Voici la presse Marie Mesplet. Il s’agit d’une presse à taille-douce Ledeuil créée à Paris vers 1860. Elle ressemble beaucoup à celle que décrivent Diderot et D’Alembert dans l’Encyclopédie ou Dictionnaire raisonné des sciences, des arts et des métiers (1751-1772), car ce modèle a peu évolué depuis le XVIIIe siècle. Cette presse est arrivée au Québec durant la deuxième moitié du XXe siècle; elle a appartenu à l’artiste Léon Bellefleur, puis à Louis Pelletier et, depuis 1988, à l’imprimeure Danielle Blouin. Elle a servi à imprimer les oeuvres de nombreux artistes, dont Francine Simonin, Peter Krausz et Françoise Sullivan.

En septembre 2023, j’ai eu un grand coup de cœur pour cette petite presse à taille-douce. Alors, j’ai décidé de l’acquérir. Il faut dire que depuis quelques années, je fréquente certains espaces de travail dédié aux arts imprimés et que j'ai participé, en tant que poète, à la réalisation de deux livres d'artiste: Trois entretiens et Le chant d'Odessa. L’acquisition de cette presse me donnera l’occasion de réaliser quelques projets en arts imprimés. Comme l’affirme son ancienne propriétaire, « les beaux objets initient souvent de belles idées ».

Je l’ai nommée Marie Mesplet en l’honneur de la première femme qui a exercé le métier d’imprimeure au Québec. De son nom de jeune fille Marie Mirabeau (1746-1789), celle-ci a épousé Fleury Mesplet (Marseille, 1734-Montréal, 1794), imprimeur, éditeur et libraire bien connu dans l’histoire de la littérature québécoise.
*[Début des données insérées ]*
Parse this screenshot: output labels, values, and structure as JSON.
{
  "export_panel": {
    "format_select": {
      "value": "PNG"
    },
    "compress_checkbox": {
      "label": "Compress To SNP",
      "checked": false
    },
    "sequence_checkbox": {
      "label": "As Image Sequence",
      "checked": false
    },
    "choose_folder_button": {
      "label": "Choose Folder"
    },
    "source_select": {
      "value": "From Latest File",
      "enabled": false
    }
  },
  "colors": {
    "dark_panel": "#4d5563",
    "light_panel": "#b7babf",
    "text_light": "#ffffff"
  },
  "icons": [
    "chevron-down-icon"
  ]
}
Après un voyage à Londres, où il rencontre Benjamin Franklin, Fleury s’installe avec Marie à Philadelphie; le couple déménage ensuite dans la province de Québec. Les événements politiques lui serviront à trouver les capitaux nécessaires au fonctionnement de son imprimerie à Montréal. En 1775, au début de la Guerre d’indépendance américaine, il réussit à convaincre le Congrès international qu’une presse française est indispensable à la révolution dans la métropole. C’est ainsi que Mesplet crée le premier journal de langue française au Canada, la Gazette littéraire pour la ville et district de Montréal, dont Valentin Jautard sera le rédacteur. Tous deux seront jetés en prison sans procès.

Marie Mirabeau Mesplet (1746-1789) devient alors la première femme qui dirige une imprimerie au Québec. Elle le fait durant l'emprisonnement de son mari, entre 1779 et 1782.

En plus de ses fonctions habituelles de presse à taille-douce, la presse Marie Mesplet permet de raconter un volet important de l'histoire de l'imprimé au Québec, marqué par le vent de liberté et d'émancipation qui animait alors Mesplet et Jautard, fiers défenseurs des idées de Voltaire et des Lumières.